Devono esser per forza spicchi di magia, quelli della palla che vola fra tabelloni, canestri e inciampi fuori dal parquet. Sì, perché ogni volta torna a rimbalzare indenne – e per certi versi ancor più gioiosa – dopo aver visto sparire pezzi di storia e di gloria della pallacanestro tricolore. La forza del basket italiano – che si appresta a celebrare la 93esima edizione del massimo campionato – ha regalato anticorpi impensabili anche a ridosso di tempeste che avrebbero potuto avere effetti devastanti. Basti pensare che una delle due squadre dell’ultima finale scudetto, la Mens Sana Siena, ha rischiato di vincerlo e di portarlo con sé in B, declassata per il dissesto dello sponsor. Senza contare che negli ultimi anni si sono persi per strada, oltre agli otto scudetti toscani, anche i cinque di Treviso e i due della Fortitudo Bologna. Spicchi di gloria e di credibilità perduta che avrebbero potuto render marginale qualsiasi altro sport. Qui no. Ci sono stati certamente errori pesanti ma si è saputo resistere a tentazioni autolesioniste, come quelle che nel calcio hanno portato – tanto per fermarsi all’esempio più clamoroso – a concedere al presidente della Lazio, Claudio Lotito, di rateizzare in 23 anni i debiti plurimilionari con il Fisco accumulati dalle precedenti gestioni. Il basket ha saputo tornare a offrire comunque un prodotto appetibile pur attraversando momenti contraddittori, con l’esplosione di talenti (quattro italiani nella Nba) e una Nazionale che vive di tiepidi ricordi, con l’ultimo titolo europeo del 1999 e l’ultima medaglia nel 2003. Va riconosciuta a questo movimento la capacità di relegare nel museo qualche parruccona impolverata e aprirsi alle tecnologie. L’avvento dell’istant replay (la moviola in campo) ha diminuito radicalmente il tasso di litigiosità e ha giovato allo show. In questo mondo i vertici non hanno paura di raccomandare agli arbitri la regola non scritta del “buon senso”, si sono ridotte le conseguenze dei falli tecnici legati alle prime proteste degli allenatori per appesantirle nei casi più gravi. In sostanza, qui si è stati capaci di rimettersi in discussione. E anche se non si può certo dire che questo sia il mondo fatato da importare ovunque, quelli del calcio non farebbero male a dare ogni tanto una bella occhiata.

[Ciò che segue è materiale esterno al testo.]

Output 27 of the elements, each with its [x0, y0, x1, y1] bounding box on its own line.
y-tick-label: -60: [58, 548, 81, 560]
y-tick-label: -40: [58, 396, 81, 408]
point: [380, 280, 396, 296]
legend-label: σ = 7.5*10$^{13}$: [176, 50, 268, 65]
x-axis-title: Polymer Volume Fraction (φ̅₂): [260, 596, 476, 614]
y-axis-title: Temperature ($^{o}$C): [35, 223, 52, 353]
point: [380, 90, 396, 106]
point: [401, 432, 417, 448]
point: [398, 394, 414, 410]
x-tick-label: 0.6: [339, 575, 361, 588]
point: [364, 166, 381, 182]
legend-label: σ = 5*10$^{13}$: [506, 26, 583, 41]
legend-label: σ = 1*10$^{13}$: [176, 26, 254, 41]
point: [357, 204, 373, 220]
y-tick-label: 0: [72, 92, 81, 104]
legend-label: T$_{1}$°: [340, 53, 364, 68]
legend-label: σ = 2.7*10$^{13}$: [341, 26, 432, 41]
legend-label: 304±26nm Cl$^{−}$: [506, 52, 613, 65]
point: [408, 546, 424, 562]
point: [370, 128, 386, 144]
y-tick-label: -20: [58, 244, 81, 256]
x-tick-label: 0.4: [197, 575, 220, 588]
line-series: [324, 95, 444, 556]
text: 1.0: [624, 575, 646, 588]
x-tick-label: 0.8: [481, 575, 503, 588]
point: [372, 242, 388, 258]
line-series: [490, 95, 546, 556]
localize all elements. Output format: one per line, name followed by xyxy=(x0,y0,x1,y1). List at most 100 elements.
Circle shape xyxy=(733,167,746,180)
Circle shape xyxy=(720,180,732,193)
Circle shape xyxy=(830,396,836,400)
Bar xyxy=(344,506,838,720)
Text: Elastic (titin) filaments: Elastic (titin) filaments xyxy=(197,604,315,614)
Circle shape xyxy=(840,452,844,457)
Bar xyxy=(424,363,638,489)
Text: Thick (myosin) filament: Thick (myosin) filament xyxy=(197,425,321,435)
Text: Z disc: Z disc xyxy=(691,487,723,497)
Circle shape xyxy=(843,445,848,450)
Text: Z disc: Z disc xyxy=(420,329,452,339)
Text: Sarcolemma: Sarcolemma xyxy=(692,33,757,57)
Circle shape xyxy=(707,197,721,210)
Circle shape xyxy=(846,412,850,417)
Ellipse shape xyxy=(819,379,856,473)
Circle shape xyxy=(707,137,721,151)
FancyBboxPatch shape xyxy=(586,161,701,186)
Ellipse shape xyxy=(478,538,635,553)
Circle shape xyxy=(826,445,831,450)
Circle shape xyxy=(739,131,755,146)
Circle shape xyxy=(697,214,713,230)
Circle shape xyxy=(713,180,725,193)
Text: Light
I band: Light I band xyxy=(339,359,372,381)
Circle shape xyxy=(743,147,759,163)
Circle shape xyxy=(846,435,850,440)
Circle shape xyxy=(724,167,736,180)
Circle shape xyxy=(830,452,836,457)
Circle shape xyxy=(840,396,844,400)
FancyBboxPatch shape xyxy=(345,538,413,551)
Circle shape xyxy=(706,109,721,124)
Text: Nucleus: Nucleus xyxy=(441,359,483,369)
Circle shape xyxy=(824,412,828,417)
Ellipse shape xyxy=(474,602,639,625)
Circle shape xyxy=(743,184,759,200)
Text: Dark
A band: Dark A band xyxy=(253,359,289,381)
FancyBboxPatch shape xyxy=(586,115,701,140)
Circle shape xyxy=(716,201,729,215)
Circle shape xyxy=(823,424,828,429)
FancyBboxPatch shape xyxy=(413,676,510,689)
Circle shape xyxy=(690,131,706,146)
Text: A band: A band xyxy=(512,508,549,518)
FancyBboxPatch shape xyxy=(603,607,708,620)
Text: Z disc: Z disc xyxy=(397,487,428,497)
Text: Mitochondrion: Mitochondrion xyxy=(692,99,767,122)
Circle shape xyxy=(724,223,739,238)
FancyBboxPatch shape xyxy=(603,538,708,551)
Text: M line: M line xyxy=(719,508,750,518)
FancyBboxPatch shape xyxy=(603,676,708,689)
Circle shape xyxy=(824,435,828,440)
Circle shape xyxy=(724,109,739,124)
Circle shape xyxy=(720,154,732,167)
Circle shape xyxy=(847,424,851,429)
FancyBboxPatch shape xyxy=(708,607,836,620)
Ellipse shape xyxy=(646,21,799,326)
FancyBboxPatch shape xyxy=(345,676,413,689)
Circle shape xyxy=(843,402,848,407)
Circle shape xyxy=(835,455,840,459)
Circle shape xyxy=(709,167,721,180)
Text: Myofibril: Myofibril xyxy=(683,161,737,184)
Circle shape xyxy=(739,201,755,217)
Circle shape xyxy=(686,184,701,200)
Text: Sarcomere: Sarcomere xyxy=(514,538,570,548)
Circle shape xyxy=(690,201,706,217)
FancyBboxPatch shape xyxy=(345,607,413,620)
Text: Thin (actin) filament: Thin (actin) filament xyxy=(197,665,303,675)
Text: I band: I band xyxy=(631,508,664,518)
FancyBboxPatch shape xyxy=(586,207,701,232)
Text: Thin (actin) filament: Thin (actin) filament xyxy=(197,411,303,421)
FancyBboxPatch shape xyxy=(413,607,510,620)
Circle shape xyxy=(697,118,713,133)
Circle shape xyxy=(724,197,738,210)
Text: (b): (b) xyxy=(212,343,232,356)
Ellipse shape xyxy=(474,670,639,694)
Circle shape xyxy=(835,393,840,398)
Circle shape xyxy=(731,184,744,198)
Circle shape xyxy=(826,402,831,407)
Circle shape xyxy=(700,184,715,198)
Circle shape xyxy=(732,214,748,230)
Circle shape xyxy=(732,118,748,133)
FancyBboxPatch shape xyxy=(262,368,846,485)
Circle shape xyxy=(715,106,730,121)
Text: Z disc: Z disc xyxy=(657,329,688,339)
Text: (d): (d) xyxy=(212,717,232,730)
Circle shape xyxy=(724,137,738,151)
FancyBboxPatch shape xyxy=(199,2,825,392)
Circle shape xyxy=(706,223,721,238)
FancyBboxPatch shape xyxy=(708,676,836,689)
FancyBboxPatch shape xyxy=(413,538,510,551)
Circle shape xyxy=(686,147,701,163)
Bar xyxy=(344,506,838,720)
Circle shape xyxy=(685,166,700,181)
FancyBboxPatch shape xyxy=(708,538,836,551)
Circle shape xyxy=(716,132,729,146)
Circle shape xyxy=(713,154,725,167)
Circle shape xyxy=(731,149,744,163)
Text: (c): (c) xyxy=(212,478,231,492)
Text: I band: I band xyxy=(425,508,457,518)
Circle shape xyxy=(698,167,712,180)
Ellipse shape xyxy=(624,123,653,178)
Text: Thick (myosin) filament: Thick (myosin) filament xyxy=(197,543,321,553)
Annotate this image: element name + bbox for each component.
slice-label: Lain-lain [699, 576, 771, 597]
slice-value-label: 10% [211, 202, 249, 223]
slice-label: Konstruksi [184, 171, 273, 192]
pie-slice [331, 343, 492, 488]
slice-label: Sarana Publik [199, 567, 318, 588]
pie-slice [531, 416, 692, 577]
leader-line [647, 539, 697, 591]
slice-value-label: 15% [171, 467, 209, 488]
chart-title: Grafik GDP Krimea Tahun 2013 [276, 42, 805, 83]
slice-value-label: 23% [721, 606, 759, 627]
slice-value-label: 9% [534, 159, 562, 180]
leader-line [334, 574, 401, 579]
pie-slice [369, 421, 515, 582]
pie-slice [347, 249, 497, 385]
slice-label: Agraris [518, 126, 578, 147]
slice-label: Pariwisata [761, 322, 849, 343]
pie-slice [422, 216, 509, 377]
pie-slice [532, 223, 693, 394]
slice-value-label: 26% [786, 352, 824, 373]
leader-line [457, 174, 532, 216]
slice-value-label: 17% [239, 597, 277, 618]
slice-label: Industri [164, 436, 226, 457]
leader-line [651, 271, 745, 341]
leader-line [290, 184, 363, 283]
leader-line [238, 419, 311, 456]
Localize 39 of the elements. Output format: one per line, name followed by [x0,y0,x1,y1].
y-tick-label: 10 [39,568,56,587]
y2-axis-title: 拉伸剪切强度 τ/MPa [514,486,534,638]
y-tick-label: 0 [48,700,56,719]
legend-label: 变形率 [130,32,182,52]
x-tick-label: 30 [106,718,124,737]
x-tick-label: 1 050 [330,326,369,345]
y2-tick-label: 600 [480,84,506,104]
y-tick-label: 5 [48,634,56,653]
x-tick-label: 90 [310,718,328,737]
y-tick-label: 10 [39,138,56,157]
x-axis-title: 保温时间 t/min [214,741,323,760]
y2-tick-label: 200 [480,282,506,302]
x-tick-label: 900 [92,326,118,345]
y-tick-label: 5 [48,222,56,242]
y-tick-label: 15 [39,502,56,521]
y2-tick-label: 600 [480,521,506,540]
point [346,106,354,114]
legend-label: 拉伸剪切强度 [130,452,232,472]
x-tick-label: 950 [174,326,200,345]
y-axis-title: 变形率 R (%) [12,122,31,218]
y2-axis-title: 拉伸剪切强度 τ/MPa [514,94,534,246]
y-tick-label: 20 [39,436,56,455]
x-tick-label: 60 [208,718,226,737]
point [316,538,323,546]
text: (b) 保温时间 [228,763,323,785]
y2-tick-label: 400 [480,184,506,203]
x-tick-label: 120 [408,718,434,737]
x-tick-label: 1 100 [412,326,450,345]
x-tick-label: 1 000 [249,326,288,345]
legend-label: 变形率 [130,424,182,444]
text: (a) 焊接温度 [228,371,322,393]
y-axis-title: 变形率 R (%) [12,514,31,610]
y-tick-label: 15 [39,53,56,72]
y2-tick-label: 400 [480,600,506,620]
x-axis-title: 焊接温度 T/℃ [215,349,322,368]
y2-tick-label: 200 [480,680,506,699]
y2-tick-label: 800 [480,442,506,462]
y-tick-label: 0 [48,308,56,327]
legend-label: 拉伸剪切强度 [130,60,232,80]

Anche qui c’è una squadra apparentemente padrona, come Milano, vincitrice dell’ultimo scudetto dopo il dominio (otto anni) di Siena. Ma il fatto che due città come Reggio Emilia e Sassari si candidino senza timori a cucirsi lo scudetto sul petto, dà a questo gioco un’ulteriore magia. Peraltro Grissin Bon e Banco di Sardegna non sono le sole che possono sognare in grande. Ed è anche questo gioioso senso di incertezza che avvolge e rende ancor più magica la palla con gli spicchi.